Grace and peace are twins. Where there is grace, there is also peace. Paul says, “Therefore, since we have been justified through faith, we have peace with God through our Lord Jesus Christ” (Rom. 5:1). He also says, “Do not be anxious about anything, but in everything, by prayer and petition, with thanksgiving, present your requests to God. And the peace of God, which transcends all understanding, will guard your hearts and your minds in Christ Jesus” (Phil. 4:6–7).

Christ achieved peace for the elect by his atoning death on the cross. Christ is our peace. By his propitiatory death, the wrath of God was taken away and now the Father is gracious toward us. He gives peace to all who approach him in the name of his Son. Grace signifies God’s love in action in Christ to deal with our enmity of sin against God. Our Father did not spare his beloved Son from the death of the cross to spare us, his beloved Isaacs, from eternal death. So in Christ we receive grace and peace to meet our every need as we sojourn in this sinful world. In place of the wrath we deserved, we have received grace and peace that we never deserved. We have received both peace with God and the peace of God.

Consider the words of Jesus: “Peace I leave with you; my peace I give you. I do not give to you as the world gives. Do not let your hearts be troubled and do not be afraid. . . . I have told you these things, so that in me you may have peace. In this world you will have trouble. But take heart! I have overcome the world” (John 14:27; 16:33). We have peace in Christ alone, not in anyone else. We have peace at all times, even at the hour of our death.

Paul tells us, “In all these things we are more than conquerors through him who loved us. For I am convinced that neither death nor life, neither angels nor demons, neither the present nor the future, nor any powers, neither height nor depth, nor anything else in all creation, will be able to separate us from the love of God that is in Christ Jesus our Lord” (Rom. 8:37–39). We are more than conquerors in and through Jesus Christ.

In his commentary on 1 Peter, Professor Edmund Clowney gave the following example of grace and peace:

 

Armando Valladares closes his account of twenty-two years in Castro’s prisons in Cuba with these words, recalling his thoughts as he was released: “And in the midst of that apocalyptic vision of the most dreadful and horrifying moments of my life, in the midst of the gray, ashy dust and the orgy of beatings and blood, prisoners beaten to the ground, a man emerged, the skeletal figure of a man wasted by hunger, with white hair, blazing blue eyes, and a heart overflowing with love, raising his arms to the invisible heaven and pleading for mercy for his executioners. ‘Forgive them, Father, for they know not what they do.’ And a burst of machine-gun fire [followed], ripping open his breast.”[2]

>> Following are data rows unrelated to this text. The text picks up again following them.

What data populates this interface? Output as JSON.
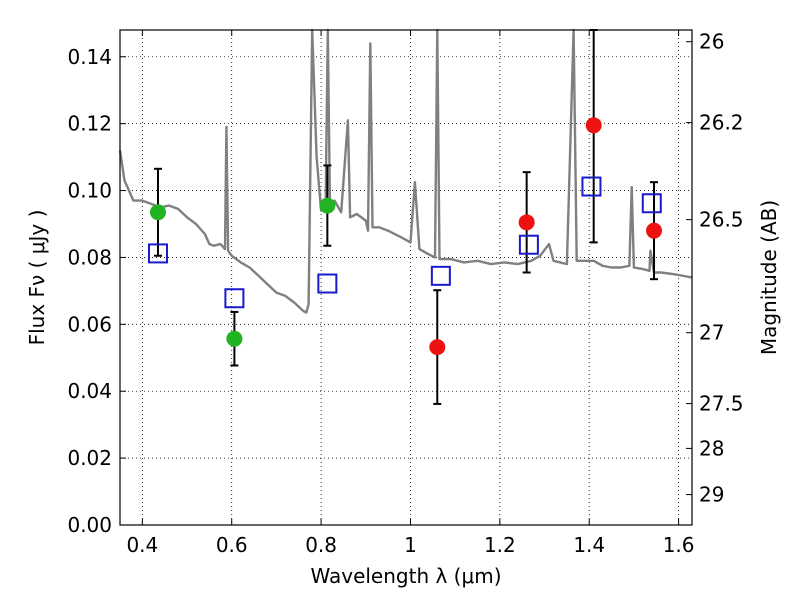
{
  "chart_data": {
    "type": "scatter",
    "xlabel": "Wavelength  λ (μm)",
    "ylabel": "Flux  Fν  ( μJy )",
    "ylabel_right": "Magnitude (AB)",
    "xlim": [
      0.35,
      1.63
    ],
    "ylim": [
      0.0,
      0.148
    ],
    "x_ticks": [
      0.4,
      0.6,
      0.8,
      1.0,
      1.2,
      1.4,
      1.6
    ],
    "x_tick_labels": [
      "0.4",
      "0.6",
      "0.8",
      "1",
      "1.2",
      "1.4",
      "1.6"
    ],
    "y_ticks": [
      0.0,
      0.02,
      0.04,
      0.06,
      0.08,
      0.1,
      0.12,
      0.14
    ],
    "y_tick_labels": [
      "0.00",
      "0.02",
      "0.04",
      "0.06",
      "0.08",
      "0.10",
      "0.12",
      "0.14"
    ],
    "right_ticks": [
      {
        "label": "26",
        "flux": 0.1445
      },
      {
        "label": "26.2",
        "flux": 0.1203
      },
      {
        "label": "26.5",
        "flux": 0.0913
      },
      {
        "label": "27",
        "flux": 0.0575
      },
      {
        "label": "27.5",
        "flux": 0.0363
      },
      {
        "label": "28",
        "flux": 0.0229
      },
      {
        "label": "29",
        "flux": 0.0091
      }
    ],
    "grid": true,
    "grid_style": "dotted",
    "series": [
      {
        "marker": "circle",
        "color": "#22b322",
        "points": [
          {
            "x": 0.435,
            "y": 0.0935,
            "err": 0.013
          },
          {
            "x": 0.606,
            "y": 0.0557,
            "err": 0.008
          },
          {
            "x": 0.814,
            "y": 0.0955,
            "err": 0.012
          }
        ]
      },
      {
        "marker": "circle",
        "color": "#ee1111",
        "points": [
          {
            "x": 1.06,
            "y": 0.0532,
            "err": 0.017
          },
          {
            "x": 1.26,
            "y": 0.0905,
            "err": 0.015
          },
          {
            "x": 1.41,
            "y": 0.1195,
            "err": 0.035
          },
          {
            "x": 1.545,
            "y": 0.088,
            "err": 0.0145
          }
        ]
      },
      {
        "marker": "open-square",
        "color": "#1a1acc",
        "points": [
          {
            "x": 0.435,
            "y": 0.0812
          },
          {
            "x": 0.606,
            "y": 0.0678
          },
          {
            "x": 0.814,
            "y": 0.0722
          },
          {
            "x": 1.068,
            "y": 0.0745
          },
          {
            "x": 1.265,
            "y": 0.0838
          },
          {
            "x": 1.405,
            "y": 0.1012
          },
          {
            "x": 1.54,
            "y": 0.0962
          }
        ]
      }
    ],
    "spectrum": {
      "color": "#808080",
      "points": [
        [
          0.35,
          0.112
        ],
        [
          0.36,
          0.103
        ],
        [
          0.38,
          0.097
        ],
        [
          0.4,
          0.097
        ],
        [
          0.42,
          0.096
        ],
        [
          0.44,
          0.095
        ],
        [
          0.46,
          0.0955
        ],
        [
          0.48,
          0.0945
        ],
        [
          0.5,
          0.092
        ],
        [
          0.52,
          0.09
        ],
        [
          0.54,
          0.087
        ],
        [
          0.55,
          0.084
        ],
        [
          0.56,
          0.0835
        ],
        [
          0.575,
          0.084
        ],
        [
          0.585,
          0.0825
        ],
        [
          0.588,
          0.119
        ],
        [
          0.592,
          0.082
        ],
        [
          0.6,
          0.0805
        ],
        [
          0.62,
          0.0785
        ],
        [
          0.64,
          0.077
        ],
        [
          0.66,
          0.0745
        ],
        [
          0.68,
          0.072
        ],
        [
          0.7,
          0.0695
        ],
        [
          0.72,
          0.0685
        ],
        [
          0.74,
          0.0665
        ],
        [
          0.76,
          0.064
        ],
        [
          0.767,
          0.0635
        ],
        [
          0.772,
          0.066
        ],
        [
          0.78,
          0.148
        ],
        [
          0.79,
          0.11
        ],
        [
          0.8,
          0.094
        ],
        [
          0.81,
          0.095
        ],
        [
          0.815,
          0.148
        ],
        [
          0.82,
          0.094
        ],
        [
          0.83,
          0.097
        ],
        [
          0.845,
          0.0935
        ],
        [
          0.86,
          0.121
        ],
        [
          0.865,
          0.092
        ],
        [
          0.88,
          0.093
        ],
        [
          0.9,
          0.091
        ],
        [
          0.905,
          0.088
        ],
        [
          0.91,
          0.144
        ],
        [
          0.915,
          0.089
        ],
        [
          0.93,
          0.089
        ],
        [
          0.95,
          0.088
        ],
        [
          0.98,
          0.086
        ],
        [
          1.0,
          0.0845
        ],
        [
          1.01,
          0.1025
        ],
        [
          1.02,
          0.0825
        ],
        [
          1.04,
          0.081
        ],
        [
          1.055,
          0.08
        ],
        [
          1.06,
          0.148
        ],
        [
          1.065,
          0.0795
        ],
        [
          1.09,
          0.0795
        ],
        [
          1.12,
          0.0785
        ],
        [
          1.15,
          0.079
        ],
        [
          1.18,
          0.078
        ],
        [
          1.21,
          0.0785
        ],
        [
          1.24,
          0.078
        ],
        [
          1.27,
          0.079
        ],
        [
          1.29,
          0.0805
        ],
        [
          1.31,
          0.084
        ],
        [
          1.32,
          0.079
        ],
        [
          1.35,
          0.078
        ],
        [
          1.365,
          0.148
        ],
        [
          1.372,
          0.079
        ],
        [
          1.39,
          0.079
        ],
        [
          1.41,
          0.079
        ],
        [
          1.43,
          0.0775
        ],
        [
          1.45,
          0.077
        ],
        [
          1.47,
          0.077
        ],
        [
          1.49,
          0.0775
        ],
        [
          1.495,
          0.101
        ],
        [
          1.5,
          0.077
        ],
        [
          1.52,
          0.0765
        ],
        [
          1.535,
          0.076
        ],
        [
          1.537,
          0.082
        ],
        [
          1.545,
          0.0755
        ],
        [
          1.56,
          0.0755
        ],
        [
          1.59,
          0.075
        ],
        [
          1.63,
          0.074
        ]
      ]
    }
  }
}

That is what grace is all about. May God’s grace and mercy be multiplied to us as we live as sojourners, scattered throughout the world. May God help us to believe his word and be strengthened by the Father, the Son, and the Holy Spirit for any fiery trial we may experience.

 

[1] A phrase used by Professor John Murray. See “The Father’s Donation,” Collected Writings of John Murray, vol. 3 (Edinburgh: Banner of Truth, 1982), 204–209.

[2] Edmund Clowney, The Message of 1 Peter, The Bible Speaks Today series (Downers Grove, IL: InterVarsity, 1988), 25.